To remedy this, I taped a sheet of course sandpaper to a normal household plastic bucket, and sanded down the double curvature to just one, after I removed the double sided sticky pad. When the double curve has gone, use a finer grade paper and some water to get a smooth finish, and then clean and degrease and put a new sticky pad on. Degrease the area under the headlight and attach mount to bike (might help to have the camera in the mount to get best positioning).

Next comes the adjustable mount, and this needs the knurled screw removing and replacing with an M4x35 screw (I used stainless steel), when I put the mount and the tray together I noted that there was about 2mm of play so used a stainless self-tapping screw to join the mount and tray, this also stops the two from coming apart quite so easily. Also the mount has an open frame to allow the camera to be snapped in and out, and initially I used plastic cable ties, but am working on a better solution to stop the camera from being snapped out of the mount so easily.

I used a tether from an earlier RT that secured the mirrors, but you can get Go Pro mounts that will do just as nicely. This loops around the plastic fairing and then around the M4x35 screw (you may need a washer).

So that is the camera installed.

The RT has a switched supply to the sat nav that is underneath the nearside windscreen (kind of wing mirror/speaker area) If you have a sat nav then you can tap into the wiring loom, if not Nippy Normans sell a plug for the job. I removed the screen and cowl, then two screws and two plastic grommets and the sat nav mounting panel is off. I have a Navigator V so tapped into the feed on the loom (so not the bike end). I wanted to have the ability to disconnect the whole loom so the SAE (same as most 12 battery tender cables) was attached in the sat nav loom, and the other end to the camera loom.

I wanted all the cables at the top away from the water, so dangled the cable down and attached it to the camera, then cable tied it on to the bike (left some slack so I can undo the camera or cable) and the spare cable was cable tied up and put in the space between screen motor and the back of the sat nav housing. I put some closed cell foam padding in around the components so no chaffing should occur. I also use self amalgamating rubber tape to cover the cable looms. Looks factory and no glue.

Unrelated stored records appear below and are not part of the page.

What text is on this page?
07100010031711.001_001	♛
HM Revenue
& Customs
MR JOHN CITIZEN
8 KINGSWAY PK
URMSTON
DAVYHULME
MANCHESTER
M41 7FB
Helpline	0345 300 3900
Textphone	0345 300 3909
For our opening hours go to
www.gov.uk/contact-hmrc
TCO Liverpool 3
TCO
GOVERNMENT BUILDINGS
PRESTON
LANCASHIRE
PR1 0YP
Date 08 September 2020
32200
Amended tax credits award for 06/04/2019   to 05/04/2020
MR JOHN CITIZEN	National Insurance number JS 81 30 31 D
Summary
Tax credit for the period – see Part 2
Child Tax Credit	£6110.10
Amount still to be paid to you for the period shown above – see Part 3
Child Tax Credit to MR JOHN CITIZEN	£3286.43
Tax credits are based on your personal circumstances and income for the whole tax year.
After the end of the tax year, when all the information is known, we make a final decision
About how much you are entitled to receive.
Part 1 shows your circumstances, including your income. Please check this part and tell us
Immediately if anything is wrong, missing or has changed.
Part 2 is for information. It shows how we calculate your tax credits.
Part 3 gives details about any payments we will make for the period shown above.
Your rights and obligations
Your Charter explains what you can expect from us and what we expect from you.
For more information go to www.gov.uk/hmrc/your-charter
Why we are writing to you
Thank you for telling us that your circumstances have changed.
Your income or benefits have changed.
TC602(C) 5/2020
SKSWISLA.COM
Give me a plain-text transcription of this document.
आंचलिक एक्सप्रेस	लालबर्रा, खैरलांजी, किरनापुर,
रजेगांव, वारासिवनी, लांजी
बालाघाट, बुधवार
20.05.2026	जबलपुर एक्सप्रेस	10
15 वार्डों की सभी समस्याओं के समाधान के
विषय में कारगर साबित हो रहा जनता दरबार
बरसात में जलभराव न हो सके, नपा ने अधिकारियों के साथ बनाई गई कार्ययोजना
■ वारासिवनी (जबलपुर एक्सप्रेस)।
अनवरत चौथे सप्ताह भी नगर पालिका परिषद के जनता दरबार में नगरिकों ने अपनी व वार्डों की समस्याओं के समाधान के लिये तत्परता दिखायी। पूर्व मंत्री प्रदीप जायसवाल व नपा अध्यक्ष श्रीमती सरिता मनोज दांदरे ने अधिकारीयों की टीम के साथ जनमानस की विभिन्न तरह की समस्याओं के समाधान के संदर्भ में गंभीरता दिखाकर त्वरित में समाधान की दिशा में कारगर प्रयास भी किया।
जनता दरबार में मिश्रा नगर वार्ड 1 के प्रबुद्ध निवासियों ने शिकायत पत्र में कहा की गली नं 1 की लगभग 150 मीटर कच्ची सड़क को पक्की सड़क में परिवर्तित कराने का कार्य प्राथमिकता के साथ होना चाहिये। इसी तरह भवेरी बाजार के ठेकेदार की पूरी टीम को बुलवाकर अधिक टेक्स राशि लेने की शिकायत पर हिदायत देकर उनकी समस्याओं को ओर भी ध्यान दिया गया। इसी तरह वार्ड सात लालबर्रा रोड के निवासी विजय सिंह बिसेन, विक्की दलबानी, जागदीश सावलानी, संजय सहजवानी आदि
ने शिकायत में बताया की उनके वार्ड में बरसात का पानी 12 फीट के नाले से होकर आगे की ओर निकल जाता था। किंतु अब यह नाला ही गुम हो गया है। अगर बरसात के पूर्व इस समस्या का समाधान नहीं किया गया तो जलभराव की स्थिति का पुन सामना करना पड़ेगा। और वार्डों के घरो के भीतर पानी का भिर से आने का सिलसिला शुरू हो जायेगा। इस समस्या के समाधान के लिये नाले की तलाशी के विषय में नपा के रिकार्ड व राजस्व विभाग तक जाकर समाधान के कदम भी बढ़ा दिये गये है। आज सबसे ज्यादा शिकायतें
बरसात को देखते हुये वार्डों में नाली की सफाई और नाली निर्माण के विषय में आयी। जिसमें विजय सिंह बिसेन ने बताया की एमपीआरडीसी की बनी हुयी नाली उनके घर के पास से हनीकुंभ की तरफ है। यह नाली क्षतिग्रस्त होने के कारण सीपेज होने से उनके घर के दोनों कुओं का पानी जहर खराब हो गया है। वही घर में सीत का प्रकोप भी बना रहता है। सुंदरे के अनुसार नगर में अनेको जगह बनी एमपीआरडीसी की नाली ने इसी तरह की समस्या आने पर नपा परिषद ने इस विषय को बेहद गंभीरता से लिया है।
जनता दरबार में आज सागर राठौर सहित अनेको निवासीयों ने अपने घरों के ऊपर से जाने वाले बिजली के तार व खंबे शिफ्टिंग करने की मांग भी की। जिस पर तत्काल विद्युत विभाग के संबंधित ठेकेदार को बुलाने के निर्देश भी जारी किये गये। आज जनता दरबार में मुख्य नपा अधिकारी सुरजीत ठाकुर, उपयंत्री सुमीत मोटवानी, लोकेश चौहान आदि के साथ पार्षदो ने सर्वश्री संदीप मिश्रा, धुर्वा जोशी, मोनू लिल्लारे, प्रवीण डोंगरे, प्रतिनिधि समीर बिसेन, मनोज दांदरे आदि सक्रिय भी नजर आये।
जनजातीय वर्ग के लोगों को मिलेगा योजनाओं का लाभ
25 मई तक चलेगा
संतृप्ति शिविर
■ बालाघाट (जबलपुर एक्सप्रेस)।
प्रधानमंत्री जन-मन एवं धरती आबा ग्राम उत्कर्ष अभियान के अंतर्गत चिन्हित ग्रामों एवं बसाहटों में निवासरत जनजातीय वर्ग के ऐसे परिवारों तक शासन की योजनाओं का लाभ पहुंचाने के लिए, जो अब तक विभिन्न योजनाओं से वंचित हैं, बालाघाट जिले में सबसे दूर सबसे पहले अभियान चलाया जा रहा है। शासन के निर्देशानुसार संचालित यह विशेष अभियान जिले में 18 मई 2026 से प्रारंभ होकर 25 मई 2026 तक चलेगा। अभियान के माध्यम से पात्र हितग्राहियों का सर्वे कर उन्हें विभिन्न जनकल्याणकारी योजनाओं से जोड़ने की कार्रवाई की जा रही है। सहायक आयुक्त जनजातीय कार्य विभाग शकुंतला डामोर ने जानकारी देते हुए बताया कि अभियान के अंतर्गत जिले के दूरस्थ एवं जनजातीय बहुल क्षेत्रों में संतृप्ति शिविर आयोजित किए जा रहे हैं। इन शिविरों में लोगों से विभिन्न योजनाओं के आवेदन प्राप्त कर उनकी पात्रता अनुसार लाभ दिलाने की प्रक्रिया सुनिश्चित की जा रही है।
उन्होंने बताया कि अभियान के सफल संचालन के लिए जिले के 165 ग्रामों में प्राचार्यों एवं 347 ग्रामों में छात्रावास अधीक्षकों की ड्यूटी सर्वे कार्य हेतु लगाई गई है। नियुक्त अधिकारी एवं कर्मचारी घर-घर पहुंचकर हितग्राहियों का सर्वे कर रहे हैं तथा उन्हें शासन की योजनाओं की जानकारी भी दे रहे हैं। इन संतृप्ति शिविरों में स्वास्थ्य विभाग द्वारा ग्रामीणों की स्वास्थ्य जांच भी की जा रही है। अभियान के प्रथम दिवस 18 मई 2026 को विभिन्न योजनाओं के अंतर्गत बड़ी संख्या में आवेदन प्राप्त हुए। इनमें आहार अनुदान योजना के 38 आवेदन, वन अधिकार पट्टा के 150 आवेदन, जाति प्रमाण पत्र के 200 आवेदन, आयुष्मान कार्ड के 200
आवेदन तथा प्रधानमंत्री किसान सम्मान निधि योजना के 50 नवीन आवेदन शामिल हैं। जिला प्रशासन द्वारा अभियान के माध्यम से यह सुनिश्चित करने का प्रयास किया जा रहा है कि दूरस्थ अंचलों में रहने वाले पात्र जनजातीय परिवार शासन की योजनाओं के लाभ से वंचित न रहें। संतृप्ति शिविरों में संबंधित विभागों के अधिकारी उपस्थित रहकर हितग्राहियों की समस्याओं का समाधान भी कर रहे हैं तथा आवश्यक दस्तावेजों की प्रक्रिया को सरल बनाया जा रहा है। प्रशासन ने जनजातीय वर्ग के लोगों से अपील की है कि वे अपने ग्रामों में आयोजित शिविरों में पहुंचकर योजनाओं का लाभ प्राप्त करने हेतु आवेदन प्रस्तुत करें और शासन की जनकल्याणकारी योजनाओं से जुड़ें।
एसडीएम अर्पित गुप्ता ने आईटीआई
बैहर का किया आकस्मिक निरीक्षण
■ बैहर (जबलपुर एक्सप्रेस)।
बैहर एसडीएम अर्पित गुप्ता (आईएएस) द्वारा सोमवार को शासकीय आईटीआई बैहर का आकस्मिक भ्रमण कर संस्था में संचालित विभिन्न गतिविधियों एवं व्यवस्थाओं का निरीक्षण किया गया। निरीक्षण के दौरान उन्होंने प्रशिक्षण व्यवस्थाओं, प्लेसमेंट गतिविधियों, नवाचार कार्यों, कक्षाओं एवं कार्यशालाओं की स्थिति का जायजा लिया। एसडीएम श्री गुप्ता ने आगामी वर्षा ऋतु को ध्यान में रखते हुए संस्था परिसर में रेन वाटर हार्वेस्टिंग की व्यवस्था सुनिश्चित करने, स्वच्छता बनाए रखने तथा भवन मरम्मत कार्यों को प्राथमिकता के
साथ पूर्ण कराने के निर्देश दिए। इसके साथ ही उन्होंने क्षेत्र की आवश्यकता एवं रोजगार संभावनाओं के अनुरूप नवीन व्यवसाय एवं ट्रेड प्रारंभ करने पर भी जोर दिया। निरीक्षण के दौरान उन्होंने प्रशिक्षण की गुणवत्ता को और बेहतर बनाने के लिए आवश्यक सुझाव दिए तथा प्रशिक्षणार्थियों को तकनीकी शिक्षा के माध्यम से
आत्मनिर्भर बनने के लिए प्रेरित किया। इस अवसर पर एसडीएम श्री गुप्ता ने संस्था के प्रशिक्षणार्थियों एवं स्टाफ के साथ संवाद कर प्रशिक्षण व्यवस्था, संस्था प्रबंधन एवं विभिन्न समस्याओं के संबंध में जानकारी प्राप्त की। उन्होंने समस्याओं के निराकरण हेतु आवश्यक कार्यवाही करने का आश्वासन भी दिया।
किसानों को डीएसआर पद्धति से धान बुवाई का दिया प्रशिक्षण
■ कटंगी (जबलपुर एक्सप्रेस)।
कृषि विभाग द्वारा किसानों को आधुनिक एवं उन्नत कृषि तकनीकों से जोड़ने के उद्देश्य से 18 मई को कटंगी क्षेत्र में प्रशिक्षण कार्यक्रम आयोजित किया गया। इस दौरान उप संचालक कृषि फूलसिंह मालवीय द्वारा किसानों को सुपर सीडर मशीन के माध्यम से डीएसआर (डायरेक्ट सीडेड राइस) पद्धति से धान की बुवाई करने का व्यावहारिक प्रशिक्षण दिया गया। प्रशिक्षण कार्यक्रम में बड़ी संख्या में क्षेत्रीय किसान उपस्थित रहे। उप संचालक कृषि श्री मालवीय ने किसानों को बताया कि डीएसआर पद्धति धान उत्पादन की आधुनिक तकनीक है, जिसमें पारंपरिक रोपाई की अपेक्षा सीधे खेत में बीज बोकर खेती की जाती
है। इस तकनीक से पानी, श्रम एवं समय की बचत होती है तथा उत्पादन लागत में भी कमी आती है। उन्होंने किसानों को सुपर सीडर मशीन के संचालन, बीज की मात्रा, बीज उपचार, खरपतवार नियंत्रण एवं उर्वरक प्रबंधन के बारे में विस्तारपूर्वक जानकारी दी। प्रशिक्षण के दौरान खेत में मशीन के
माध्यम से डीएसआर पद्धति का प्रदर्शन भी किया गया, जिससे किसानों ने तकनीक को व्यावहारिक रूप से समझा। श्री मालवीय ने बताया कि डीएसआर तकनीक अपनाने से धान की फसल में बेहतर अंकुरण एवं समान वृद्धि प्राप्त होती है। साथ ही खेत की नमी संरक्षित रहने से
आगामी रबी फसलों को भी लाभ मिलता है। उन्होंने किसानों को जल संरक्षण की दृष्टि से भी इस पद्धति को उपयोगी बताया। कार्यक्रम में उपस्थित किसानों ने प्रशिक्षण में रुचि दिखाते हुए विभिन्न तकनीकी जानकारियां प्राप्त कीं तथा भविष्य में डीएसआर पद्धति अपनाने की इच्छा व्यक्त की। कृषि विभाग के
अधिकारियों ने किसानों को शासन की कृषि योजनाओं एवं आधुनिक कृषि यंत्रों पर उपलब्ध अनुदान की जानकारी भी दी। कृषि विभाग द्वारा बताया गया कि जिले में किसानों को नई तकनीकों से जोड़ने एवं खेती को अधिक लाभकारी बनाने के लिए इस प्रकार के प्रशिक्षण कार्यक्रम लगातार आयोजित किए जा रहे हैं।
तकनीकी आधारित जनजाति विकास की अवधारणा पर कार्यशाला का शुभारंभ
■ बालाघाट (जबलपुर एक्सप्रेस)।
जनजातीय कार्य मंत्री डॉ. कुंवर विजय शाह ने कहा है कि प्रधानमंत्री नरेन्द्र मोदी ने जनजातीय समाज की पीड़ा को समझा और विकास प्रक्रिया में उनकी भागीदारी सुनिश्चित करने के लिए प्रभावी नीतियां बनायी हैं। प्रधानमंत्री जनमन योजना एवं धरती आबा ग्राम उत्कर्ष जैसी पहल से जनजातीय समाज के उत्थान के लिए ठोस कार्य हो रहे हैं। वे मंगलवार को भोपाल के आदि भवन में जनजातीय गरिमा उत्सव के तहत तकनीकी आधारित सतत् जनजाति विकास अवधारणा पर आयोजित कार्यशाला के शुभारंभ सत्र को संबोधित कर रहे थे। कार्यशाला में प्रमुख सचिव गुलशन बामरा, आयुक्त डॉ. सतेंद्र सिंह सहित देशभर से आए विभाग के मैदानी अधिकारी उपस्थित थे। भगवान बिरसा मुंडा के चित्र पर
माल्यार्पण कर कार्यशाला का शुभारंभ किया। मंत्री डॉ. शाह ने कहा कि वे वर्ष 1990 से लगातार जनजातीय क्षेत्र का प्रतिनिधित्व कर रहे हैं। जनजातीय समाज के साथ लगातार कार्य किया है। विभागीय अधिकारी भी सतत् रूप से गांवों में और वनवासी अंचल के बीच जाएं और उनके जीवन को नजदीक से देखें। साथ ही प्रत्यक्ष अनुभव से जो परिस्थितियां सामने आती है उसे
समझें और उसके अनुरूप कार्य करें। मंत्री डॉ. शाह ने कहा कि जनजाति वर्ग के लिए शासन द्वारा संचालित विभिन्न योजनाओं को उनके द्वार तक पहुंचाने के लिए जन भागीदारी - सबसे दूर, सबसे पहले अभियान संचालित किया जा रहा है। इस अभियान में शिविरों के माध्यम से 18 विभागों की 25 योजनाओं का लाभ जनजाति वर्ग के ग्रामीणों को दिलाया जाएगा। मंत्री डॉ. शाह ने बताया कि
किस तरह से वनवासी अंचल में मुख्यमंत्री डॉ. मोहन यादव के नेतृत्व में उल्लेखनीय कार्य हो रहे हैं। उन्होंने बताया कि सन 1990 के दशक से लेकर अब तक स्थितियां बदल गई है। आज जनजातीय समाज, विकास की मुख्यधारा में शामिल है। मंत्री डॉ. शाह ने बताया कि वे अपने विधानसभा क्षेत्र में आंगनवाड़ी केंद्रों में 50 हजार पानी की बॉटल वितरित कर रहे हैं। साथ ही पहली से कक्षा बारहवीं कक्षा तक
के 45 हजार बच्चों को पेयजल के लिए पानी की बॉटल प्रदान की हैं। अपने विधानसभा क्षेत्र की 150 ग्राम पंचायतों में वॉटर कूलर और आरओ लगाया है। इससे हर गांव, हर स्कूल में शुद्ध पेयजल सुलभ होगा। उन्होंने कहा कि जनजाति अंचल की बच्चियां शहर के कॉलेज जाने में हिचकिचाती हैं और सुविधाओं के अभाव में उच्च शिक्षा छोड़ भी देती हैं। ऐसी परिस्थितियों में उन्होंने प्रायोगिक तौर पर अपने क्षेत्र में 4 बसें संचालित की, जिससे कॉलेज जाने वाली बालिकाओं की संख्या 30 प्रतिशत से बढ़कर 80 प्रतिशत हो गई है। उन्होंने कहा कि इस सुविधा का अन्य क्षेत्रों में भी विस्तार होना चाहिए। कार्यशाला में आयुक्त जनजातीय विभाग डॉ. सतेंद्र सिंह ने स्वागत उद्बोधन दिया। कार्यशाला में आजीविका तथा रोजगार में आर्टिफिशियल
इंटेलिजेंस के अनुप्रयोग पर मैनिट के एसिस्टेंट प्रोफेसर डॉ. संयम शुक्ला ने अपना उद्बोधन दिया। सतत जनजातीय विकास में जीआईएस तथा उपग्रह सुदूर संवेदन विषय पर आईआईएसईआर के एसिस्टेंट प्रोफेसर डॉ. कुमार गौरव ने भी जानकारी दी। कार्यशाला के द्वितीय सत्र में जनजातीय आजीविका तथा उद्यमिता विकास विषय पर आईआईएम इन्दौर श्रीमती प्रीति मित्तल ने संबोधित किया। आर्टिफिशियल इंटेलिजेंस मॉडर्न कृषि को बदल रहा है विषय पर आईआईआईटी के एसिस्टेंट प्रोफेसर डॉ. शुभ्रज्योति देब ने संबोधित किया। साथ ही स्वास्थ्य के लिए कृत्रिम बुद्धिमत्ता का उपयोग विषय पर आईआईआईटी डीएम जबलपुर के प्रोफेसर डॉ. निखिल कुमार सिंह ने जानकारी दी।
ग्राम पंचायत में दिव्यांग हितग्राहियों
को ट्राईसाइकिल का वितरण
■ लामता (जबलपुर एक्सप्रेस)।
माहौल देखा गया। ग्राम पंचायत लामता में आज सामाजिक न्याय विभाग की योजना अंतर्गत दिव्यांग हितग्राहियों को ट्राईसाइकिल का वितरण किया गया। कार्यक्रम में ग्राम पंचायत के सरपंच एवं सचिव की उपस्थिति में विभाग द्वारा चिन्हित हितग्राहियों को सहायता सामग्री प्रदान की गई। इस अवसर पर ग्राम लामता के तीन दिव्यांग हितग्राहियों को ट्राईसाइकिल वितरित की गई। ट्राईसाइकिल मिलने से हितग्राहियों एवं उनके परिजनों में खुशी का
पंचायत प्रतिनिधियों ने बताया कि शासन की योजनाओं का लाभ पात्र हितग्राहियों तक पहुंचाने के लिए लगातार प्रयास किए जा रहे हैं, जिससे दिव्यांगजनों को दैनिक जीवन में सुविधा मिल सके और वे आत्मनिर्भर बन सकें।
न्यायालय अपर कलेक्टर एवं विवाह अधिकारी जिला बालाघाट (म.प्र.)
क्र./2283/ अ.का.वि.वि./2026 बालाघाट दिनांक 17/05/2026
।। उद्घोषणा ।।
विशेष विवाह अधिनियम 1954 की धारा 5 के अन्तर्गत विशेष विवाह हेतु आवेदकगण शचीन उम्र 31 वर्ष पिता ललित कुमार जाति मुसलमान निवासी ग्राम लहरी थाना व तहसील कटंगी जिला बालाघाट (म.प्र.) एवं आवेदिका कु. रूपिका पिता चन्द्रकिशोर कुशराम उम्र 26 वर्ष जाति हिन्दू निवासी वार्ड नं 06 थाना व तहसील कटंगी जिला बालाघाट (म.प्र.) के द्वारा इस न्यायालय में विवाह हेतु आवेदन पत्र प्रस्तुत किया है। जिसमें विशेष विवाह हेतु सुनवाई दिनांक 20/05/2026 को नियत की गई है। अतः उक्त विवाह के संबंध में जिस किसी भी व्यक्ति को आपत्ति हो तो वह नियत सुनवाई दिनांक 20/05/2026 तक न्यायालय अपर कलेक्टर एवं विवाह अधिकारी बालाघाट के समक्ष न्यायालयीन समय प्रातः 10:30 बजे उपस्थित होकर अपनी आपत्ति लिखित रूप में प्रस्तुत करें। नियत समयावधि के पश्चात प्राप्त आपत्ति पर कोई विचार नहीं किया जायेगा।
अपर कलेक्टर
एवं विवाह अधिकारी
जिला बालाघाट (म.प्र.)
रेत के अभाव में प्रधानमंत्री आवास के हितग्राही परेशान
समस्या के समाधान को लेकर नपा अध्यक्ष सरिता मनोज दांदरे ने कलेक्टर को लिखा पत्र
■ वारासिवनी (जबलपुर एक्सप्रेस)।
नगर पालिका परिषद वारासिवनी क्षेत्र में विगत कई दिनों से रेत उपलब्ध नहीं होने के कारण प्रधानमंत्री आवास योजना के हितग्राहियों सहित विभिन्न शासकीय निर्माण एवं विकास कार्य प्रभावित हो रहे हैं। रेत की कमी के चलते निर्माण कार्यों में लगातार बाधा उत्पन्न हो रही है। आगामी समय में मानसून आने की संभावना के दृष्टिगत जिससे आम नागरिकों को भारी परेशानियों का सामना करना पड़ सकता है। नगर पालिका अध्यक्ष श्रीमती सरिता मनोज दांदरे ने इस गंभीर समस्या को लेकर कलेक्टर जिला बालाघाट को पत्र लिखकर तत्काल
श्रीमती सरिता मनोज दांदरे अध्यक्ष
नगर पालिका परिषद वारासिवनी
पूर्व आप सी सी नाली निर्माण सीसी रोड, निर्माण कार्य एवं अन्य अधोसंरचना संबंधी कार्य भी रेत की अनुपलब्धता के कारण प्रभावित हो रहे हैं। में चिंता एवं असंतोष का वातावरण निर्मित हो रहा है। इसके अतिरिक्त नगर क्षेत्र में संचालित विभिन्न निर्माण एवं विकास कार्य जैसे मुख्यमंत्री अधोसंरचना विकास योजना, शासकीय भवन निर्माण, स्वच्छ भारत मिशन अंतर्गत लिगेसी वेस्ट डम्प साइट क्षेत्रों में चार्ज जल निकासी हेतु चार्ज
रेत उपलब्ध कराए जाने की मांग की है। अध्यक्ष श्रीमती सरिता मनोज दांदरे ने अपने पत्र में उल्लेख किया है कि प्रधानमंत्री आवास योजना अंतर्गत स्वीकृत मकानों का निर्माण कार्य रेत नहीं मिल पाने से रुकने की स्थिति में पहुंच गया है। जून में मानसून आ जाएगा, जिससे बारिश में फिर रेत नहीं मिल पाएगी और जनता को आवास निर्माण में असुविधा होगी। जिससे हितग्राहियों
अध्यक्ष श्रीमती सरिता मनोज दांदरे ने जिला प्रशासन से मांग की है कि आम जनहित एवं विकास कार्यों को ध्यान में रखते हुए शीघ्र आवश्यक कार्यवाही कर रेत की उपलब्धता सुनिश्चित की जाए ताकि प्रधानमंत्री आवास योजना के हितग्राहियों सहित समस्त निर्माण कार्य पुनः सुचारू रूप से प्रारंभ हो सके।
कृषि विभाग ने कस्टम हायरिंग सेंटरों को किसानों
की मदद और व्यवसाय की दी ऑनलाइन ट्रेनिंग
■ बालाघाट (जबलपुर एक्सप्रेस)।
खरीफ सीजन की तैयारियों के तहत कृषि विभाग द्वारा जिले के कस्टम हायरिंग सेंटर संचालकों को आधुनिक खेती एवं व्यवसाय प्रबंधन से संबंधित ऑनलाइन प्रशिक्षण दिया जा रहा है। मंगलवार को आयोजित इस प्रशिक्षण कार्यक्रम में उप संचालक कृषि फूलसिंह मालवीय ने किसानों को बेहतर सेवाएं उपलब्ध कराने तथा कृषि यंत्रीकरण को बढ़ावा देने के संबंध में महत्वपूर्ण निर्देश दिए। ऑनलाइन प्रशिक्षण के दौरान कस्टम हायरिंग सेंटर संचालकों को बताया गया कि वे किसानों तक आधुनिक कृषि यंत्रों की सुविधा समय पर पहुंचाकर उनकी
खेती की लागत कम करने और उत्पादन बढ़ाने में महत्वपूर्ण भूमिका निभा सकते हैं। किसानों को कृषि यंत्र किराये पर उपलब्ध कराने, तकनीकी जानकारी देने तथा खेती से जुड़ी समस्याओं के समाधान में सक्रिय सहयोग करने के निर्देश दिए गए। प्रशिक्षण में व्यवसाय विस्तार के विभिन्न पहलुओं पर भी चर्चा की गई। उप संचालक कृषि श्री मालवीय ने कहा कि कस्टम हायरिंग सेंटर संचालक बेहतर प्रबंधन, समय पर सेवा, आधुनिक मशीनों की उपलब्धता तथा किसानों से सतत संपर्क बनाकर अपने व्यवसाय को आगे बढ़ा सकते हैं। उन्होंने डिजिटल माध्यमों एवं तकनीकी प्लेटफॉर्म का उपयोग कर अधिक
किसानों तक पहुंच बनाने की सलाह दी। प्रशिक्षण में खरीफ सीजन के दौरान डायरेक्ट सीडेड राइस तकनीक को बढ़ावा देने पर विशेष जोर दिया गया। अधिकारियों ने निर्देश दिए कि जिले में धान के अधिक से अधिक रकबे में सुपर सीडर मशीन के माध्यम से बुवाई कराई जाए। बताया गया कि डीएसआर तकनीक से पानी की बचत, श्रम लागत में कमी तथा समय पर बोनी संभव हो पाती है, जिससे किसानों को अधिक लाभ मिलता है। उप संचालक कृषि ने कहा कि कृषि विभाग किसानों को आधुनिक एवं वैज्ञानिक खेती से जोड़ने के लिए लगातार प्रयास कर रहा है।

A quick test and power up then re-assemble the screen and sat nav mount.

Job done.
Hey Wobble. Thanks very much for documenting and sharing that. Very comprehensive and clear process. I feel inspired to try to do my RH ride.

The 3m idea wasn't so great for me. I pretty much decided that after, at 80mph on the M23, spotting the camera dropped off and loose on the faring!

Sorry if it's a silly question, but, how can you tell from the nav wire which is the switched feed live and neutral?
Thank bud. That's a kind offer. I was chatting with my buddy today and, I have already fitted twin horns with a NN conector. This has a switched live so we were thinking that could feed the camera from there. I have to find the RH cable which 'somebody' has hidden in the garage!